Utopias are like cake and pie. If I give the pie utopia a higher goodness rating, and the AI gives the cake utopia a higher goodness rating, it’s not “wrong” in the sense of being able to check its work and find a mistake. The AI can prefer the cake utopia even while operating perfectly.
This is what happens in the case of Failed Utopia 4-2. The AI has some preferences about the world. And those preferences are very close but not quite human preferences. And so the main character ends up in the cake utopia. Even if the AI does a lot more research and checks its reasoning carefully, it is not a priori necessary that it should realize the error of its ways and make the world a pie utopia instead.
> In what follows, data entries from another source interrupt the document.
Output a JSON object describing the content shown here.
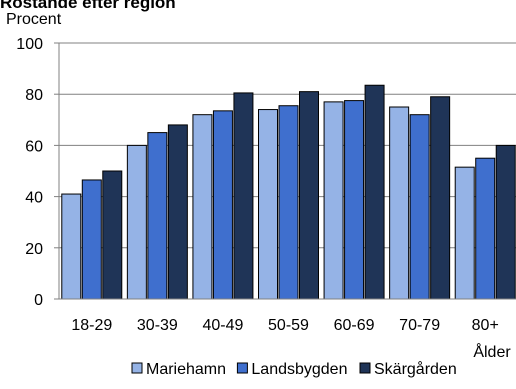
{
  "chart_data": {
    "type": "bar",
    "title": "Röstande efter region",
    "ylabel": "Procent",
    "xlabel": "Ålder",
    "categories": [
      "18-29",
      "30-39",
      "40-49",
      "50-59",
      "60-69",
      "70-79",
      "80+"
    ],
    "series": [
      {
        "name": "Mariehamn",
        "color": "#95b3e6",
        "values": [
          41,
          60,
          72,
          74,
          77,
          75,
          51.5
        ]
      },
      {
        "name": "Landsbygden",
        "color": "#3f6fce",
        "values": [
          46.5,
          65,
          73.5,
          75.5,
          77.5,
          72,
          55
        ]
      },
      {
        "name": "Skärgården",
        "color": "#1f3457",
        "values": [
          50,
          68,
          80.5,
          81,
          83.5,
          79,
          60
        ]
      }
    ],
    "yticks": [
      "0",
      "20",
      "40",
      "60",
      "80",
      "100"
    ],
    "ylim": [
      0,
      100
    ],
    "grid": true,
    "legend_position": "bottom"
  }
}
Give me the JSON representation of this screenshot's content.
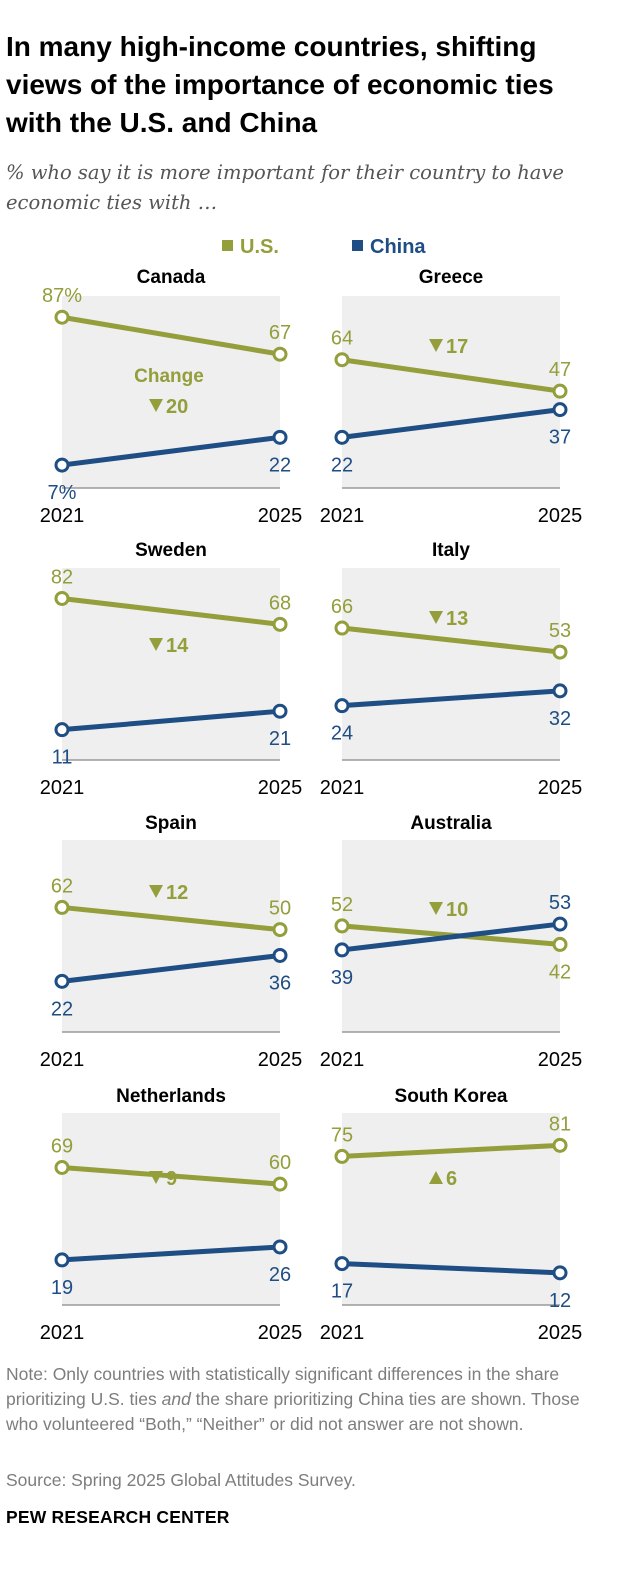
{
  "title": "In many high-income countries, shifting views of the importance of economic ties with the U.S. and China",
  "subtitle": "% who say it is more important for their country to have economic ties with …",
  "colors": {
    "us": "#949e3b",
    "china": "#1f4e84",
    "panel_bg": "#efefef",
    "axis": "#9a9a9a"
  },
  "legend": [
    {
      "label": "U.S.",
      "color": "#949e3b"
    },
    {
      "label": "China",
      "color": "#1f4e84"
    }
  ],
  "chart_data": {
    "type": "line",
    "x": [
      "2021",
      "2025"
    ],
    "ylim": [
      0,
      100
    ],
    "series_names": [
      "U.S.",
      "China"
    ],
    "change_label": "Change",
    "panels": [
      {
        "country": "Canada",
        "us": [
          87,
          67
        ],
        "china": [
          7,
          22
        ],
        "change": "20",
        "direction": "down",
        "us_label_2021": "87%",
        "china_label_2021": "7%"
      },
      {
        "country": "Greece",
        "us": [
          64,
          47
        ],
        "china": [
          22,
          37
        ],
        "change": "17",
        "direction": "down"
      },
      {
        "country": "Sweden",
        "us": [
          82,
          68
        ],
        "china": [
          11,
          21
        ],
        "change": "14",
        "direction": "down"
      },
      {
        "country": "Italy",
        "us": [
          66,
          53
        ],
        "china": [
          24,
          32
        ],
        "change": "13",
        "direction": "down"
      },
      {
        "country": "Spain",
        "us": [
          62,
          50
        ],
        "china": [
          22,
          36
        ],
        "change": "12",
        "direction": "down"
      },
      {
        "country": "Australia",
        "us": [
          52,
          42
        ],
        "china": [
          39,
          53
        ],
        "change": "10",
        "direction": "down"
      },
      {
        "country": "Netherlands",
        "us": [
          69,
          60
        ],
        "china": [
          19,
          26
        ],
        "change": "9",
        "direction": "down"
      },
      {
        "country": "South Korea",
        "us": [
          75,
          81
        ],
        "china": [
          17,
          12
        ],
        "change": "6",
        "direction": "up"
      }
    ]
  },
  "note_parts": [
    "Note: Only countries with statistically significant differences in the share prioritizing U.S. ties ",
    "and",
    " the share prioritizing China ties are shown. Those who volunteered “Both,” “Neither” or did not answer are not shown."
  ],
  "source": "Source: Spring 2025 Global Attitudes Survey.",
  "footer": "PEW RESEARCH CENTER"
}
It’s wrong(2), but not wrong(1).
Similar problems show up when you try to make any sort of AI that just “does what humans want.” Eventually, somewhere, you have to turn this vague verbal statement into a precise specification (like the code of the AI), which is used to compute something like a goodness rating. And it turns out that when you actually try to do this, it’s pretty tricky to make the AI’s goodness ratings similar to a human’s goodness ratings. Basically every easy way has some critical flaw, and the ways that seem promising are not very easy.
So sure, we want to make an AI that just does what humans want (sort of). But this is like “make an AI that recognizes pictures of cats”—an admirable goal, but a nontrivial one. And one that might have bad consequences even if only slightly wrong.
Check out the Cake or Death value loading problem, as Stuart Armstrong puts it.
There’s a rough similarity to the ‘resist blackmail’ problem, which is that you need to be able to tell the difference between someone delivering bad news and doing bad things. If the AI is mistaken about what is right, we want to be able to correct it without being interpreted as villains out to destroy potential utility.
(Also, “correctable” is not really a low-level separation in reality, since the passage of time means nothing is truly correctable.)